Furthermore, since the failed July 2016 coup, the Turkish government has become increasingly repressive of opposition groups and violent towards even peaceful dissent. Erdogan has also used the coup as an opportunity to target the Kurds; claiming that the Gulen movement (led by a longtime political rival who Erdogan blamed for the coup attempt) had links to the PKK, the government purged 11,000 teachers and dozens of elected officials in the Kurdish areas.

Finally, the resumed violence between the government and the PKK has heightened nationalist feelings in the Turkish society. This has allowed Erdogan to continue consolidating power as well as helped solidify AKP’s alliance with the far-right Nationalist Movement Party (MHP), which rejects concessions to the Kurds. In short, it is unlikely that the government will adopt a more conciliatory approach anytime soon.

Those with eyes on the region might wonder how much worse can it get for Turkey’s Kurds.

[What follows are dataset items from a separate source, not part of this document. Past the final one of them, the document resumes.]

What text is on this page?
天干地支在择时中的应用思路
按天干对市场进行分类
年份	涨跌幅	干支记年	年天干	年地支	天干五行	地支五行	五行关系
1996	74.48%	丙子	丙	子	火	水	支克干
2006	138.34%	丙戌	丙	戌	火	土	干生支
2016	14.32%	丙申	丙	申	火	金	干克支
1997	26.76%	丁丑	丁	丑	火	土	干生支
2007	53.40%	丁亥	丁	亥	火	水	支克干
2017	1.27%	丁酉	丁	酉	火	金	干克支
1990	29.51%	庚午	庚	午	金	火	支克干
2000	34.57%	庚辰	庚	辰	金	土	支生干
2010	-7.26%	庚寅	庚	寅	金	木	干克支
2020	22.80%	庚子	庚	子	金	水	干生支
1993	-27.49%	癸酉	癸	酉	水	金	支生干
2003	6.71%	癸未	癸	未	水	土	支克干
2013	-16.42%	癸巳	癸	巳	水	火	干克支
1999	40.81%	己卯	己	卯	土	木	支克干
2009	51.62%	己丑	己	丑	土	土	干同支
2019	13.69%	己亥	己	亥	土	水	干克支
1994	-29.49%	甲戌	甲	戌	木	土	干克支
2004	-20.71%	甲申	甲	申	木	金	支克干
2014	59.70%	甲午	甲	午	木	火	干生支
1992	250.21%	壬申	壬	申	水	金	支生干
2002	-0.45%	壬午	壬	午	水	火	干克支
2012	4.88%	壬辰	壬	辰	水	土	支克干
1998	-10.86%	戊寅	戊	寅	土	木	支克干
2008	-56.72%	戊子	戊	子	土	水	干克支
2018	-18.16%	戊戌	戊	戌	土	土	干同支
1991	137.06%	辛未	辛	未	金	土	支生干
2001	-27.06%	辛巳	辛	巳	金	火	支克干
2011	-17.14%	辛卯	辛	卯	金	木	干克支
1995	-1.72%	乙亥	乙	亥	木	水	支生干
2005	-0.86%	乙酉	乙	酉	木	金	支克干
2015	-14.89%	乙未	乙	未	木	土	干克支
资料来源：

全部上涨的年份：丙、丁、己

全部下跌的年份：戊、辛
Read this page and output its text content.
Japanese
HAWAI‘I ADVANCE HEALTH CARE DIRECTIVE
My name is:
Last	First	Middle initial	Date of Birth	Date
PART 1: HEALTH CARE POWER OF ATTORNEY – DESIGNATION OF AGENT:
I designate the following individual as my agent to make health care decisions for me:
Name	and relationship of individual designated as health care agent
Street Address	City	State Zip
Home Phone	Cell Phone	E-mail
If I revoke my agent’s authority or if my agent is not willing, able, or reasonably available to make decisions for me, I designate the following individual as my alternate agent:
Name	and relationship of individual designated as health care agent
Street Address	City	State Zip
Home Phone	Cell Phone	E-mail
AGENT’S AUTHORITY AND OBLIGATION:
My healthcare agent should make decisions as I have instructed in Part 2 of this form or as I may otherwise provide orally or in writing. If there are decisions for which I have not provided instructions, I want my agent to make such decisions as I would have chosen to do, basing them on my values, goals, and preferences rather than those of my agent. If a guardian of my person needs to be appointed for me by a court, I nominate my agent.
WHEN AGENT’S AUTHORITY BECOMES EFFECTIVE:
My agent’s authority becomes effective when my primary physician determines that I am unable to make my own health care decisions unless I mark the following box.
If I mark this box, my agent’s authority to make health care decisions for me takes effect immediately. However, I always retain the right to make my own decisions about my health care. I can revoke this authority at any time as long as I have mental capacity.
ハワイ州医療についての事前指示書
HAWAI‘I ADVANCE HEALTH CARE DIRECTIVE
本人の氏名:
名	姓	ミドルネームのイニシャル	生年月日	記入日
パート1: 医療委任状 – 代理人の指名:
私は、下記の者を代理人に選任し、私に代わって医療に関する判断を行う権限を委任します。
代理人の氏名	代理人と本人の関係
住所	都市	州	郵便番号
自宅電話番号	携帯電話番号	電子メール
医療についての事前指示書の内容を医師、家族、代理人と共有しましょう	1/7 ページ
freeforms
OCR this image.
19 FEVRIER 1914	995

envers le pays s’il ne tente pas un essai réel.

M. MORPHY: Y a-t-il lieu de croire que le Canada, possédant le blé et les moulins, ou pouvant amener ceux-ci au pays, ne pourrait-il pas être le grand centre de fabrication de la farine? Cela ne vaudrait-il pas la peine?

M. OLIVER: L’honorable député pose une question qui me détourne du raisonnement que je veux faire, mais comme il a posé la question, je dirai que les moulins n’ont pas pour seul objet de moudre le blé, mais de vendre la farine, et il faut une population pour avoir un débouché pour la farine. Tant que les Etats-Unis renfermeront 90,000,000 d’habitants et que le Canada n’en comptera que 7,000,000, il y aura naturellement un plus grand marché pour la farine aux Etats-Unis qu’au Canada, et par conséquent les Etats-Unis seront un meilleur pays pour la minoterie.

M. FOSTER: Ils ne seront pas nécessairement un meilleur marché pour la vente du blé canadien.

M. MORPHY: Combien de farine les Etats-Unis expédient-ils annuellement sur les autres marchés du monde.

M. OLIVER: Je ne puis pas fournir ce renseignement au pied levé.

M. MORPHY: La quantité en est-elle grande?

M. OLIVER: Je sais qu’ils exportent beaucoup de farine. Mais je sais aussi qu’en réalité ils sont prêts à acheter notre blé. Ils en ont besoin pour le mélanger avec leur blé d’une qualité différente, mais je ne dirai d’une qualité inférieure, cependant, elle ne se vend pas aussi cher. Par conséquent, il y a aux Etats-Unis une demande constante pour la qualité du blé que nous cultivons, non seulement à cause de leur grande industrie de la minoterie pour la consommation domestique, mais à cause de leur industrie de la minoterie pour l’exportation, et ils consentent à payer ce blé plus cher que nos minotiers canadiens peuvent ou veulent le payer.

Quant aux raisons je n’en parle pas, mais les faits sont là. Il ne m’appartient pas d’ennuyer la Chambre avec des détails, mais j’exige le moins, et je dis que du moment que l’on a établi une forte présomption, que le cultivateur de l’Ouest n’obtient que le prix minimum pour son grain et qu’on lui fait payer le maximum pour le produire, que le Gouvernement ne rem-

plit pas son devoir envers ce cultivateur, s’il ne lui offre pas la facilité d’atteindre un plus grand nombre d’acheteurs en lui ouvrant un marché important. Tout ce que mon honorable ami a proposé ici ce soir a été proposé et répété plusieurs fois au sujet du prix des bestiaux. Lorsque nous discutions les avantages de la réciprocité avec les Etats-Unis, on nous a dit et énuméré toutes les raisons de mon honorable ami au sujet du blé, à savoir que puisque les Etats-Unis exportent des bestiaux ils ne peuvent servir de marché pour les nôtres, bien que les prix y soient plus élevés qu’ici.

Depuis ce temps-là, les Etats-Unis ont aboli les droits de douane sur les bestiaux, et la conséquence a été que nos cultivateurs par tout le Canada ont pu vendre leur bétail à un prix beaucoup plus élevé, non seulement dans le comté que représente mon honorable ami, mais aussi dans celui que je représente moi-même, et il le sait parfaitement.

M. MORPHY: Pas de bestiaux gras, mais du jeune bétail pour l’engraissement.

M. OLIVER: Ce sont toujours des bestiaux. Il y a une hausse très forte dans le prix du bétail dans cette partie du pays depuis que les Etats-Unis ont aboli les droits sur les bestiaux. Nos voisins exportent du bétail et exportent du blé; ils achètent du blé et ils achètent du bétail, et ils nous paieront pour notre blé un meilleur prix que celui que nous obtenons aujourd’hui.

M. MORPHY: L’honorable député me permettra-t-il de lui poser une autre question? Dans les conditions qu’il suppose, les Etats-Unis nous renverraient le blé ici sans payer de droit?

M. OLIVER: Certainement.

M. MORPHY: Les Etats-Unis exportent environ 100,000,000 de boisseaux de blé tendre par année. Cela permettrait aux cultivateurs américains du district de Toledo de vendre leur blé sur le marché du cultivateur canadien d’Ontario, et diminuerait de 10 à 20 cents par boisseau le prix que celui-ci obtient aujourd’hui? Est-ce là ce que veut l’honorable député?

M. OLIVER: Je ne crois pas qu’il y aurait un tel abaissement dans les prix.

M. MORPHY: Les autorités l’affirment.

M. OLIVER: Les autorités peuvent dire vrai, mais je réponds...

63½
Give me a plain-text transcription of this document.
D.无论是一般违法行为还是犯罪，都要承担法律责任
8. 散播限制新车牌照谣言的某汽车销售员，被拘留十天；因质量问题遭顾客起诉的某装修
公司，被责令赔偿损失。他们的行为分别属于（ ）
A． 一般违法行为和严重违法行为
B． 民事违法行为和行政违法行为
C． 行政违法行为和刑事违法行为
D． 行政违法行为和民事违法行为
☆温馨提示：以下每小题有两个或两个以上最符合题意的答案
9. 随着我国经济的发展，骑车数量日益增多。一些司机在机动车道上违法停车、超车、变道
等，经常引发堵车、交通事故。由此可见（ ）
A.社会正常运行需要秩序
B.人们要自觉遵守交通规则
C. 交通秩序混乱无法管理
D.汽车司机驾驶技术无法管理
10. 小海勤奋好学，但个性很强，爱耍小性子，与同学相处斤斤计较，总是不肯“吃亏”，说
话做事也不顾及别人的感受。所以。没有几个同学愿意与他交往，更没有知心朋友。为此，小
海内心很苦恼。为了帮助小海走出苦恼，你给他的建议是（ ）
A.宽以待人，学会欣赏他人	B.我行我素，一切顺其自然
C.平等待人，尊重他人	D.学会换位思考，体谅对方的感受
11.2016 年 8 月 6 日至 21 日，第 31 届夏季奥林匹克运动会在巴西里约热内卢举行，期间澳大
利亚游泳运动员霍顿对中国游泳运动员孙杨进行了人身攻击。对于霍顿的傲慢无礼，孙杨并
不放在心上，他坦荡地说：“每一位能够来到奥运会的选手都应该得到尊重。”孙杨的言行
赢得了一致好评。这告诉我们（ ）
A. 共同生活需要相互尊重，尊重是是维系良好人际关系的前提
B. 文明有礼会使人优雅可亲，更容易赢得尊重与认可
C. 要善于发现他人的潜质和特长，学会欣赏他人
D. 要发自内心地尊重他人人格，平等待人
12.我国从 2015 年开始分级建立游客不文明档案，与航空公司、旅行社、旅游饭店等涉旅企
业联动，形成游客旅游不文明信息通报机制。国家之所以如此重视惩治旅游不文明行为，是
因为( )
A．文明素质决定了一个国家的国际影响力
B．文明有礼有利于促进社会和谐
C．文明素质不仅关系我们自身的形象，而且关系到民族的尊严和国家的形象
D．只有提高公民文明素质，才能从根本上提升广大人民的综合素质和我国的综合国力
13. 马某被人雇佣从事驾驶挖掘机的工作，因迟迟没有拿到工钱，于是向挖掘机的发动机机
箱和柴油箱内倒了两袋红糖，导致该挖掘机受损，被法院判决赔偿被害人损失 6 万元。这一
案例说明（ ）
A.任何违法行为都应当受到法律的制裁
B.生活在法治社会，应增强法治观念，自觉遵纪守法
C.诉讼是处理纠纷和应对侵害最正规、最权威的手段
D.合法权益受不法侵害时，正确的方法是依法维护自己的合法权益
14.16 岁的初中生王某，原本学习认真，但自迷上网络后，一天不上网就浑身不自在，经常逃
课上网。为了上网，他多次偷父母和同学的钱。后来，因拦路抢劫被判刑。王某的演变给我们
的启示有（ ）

Since the ceasefire between the PKK and the Turkish government broke down in July 2015, fighting in the majority-Kurdish southeast has claimed at least 2,748 lives; over 100,000 people have lost their homes, and up to 400,000 were displaced. According to The Early Warning Project, however, the estimated risk of state-led mass killings in Turkey has tripled since 2015. And that’s without accounting for the July 2016 attempted coup. Now that the independence referendum in Iraqi Kurdistan has triggered a military confrontation between Iraqi federal forces and Kurdish fighters, the next question is how these developments will influence the internal stability of Iraq’s neighbors. The most likely outcome is that Erdogan’s national government will capitalize on the referendum crisis to intensify repression against Turkey’s own Kurdish population – a sizable ethnic minority group that Erdogan sees as a major threat to his continued hold on power.